[For pointers on what you should be doing now, see this Retirement Timeline.]
Marital strategies. Couples have more options to maximize their Social Security payouts. Married workers are entitled to Social Security benefits based on their own earnings, or they may receive a payout equal to 50 percent of their spouse's benefit. The amount is lower if either party collects before full retirement age. Although it's generally better for single men to claim early because of their shorter life expectancy and for single women to delay claiming because they are likely to live longer, the opposite is true for couples wishing to boost their total payout. In general, couples can maximize their joint Social Security payouts by having the lower earner sign up as soon as possible at age 62 while the higher earner waits as long as possible to claim, ideally until age 70, according to Boston College. This strategy typically maximizes the couple's benefits. The husband is generally the higher earner, older than his wife, and has a shorter life expectancy, so the wife will get a smaller payout based on her own working record. But then she'll get bumped up to the higher survivor's benefit when her husband passes away. "For married women, the period over which they receive their own benefit is only until their husband dies," says Munnell. "Once their husband dies, they then claim the widow's benefit." The survivor's benefit for spouses is the full amount of Social Security the higher earner received. The longer the higher earner works, the higher the benefit his surviving spouse will receive. If one spouse doesn't have his or her own working record, the higher earner can claim and immediately suspend his retirement benefits at his full retirement age. This will allow the nonworking spouse to receive a spousal benefit based on the working spouse's earning record, while still allowing the worker to get a higher payout later for delaying claiming.

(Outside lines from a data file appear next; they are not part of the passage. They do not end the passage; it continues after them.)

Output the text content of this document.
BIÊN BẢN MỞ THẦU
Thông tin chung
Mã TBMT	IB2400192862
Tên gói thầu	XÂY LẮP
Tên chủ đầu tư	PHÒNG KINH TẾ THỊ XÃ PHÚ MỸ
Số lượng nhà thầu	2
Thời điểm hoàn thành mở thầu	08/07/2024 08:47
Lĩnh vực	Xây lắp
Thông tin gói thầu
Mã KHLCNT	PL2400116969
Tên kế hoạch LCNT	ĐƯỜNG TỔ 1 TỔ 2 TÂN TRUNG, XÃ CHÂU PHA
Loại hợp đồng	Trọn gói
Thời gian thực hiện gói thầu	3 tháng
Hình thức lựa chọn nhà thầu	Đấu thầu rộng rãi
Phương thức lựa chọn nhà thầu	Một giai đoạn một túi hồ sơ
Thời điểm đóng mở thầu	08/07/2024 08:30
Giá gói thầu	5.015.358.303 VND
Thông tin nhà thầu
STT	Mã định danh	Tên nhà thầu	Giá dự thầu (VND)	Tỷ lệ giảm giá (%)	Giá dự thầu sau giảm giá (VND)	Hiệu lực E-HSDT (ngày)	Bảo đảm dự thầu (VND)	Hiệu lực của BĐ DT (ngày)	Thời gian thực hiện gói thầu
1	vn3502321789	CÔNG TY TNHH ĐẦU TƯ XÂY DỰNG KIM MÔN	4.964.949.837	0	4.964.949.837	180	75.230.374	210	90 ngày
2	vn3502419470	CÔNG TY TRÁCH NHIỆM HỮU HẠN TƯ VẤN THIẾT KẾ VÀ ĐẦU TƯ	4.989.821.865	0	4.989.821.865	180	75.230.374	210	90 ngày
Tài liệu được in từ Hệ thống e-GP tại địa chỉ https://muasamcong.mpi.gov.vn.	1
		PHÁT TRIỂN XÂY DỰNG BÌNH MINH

Claim twice. Couples with two incomes have an additional Social Security option. Each can actually claim Social Security twice. But there are a few caveats. Both husband and wife must have significant earnings, and at least one of them needs to be able to delay signing up until age 66. Although workers who file before their full retirement age get the higher of either a payout based on their own working record or a spousal benefit, those who wait until their full retirement age can choose which of those benefits to receive (and even receive both at different times). For example, if a husband claims his benefits at age 70, his 67-year old wife (who is above her full retirement age) can file for a spousal benefit based on his working record equal to 50 percent of his benefit. The wife can then continue working and contributing to Social Security, then file for Social Security benefits based on her own working record at age 70 and stop receiving the spousal benefit. In this scenario, the wife gains three years of spousal benefits. Plus, her own Social Security checks will be higher because she delayed claiming and spent more of her higher-earning years in the workforce. The cost: This Social Security claiming strategy could cost taxpayers as much as $9.5 billion per year. A significant amount of that additional money goes to upper-income households, according to a Center for Retirement Research at Boston College analysis.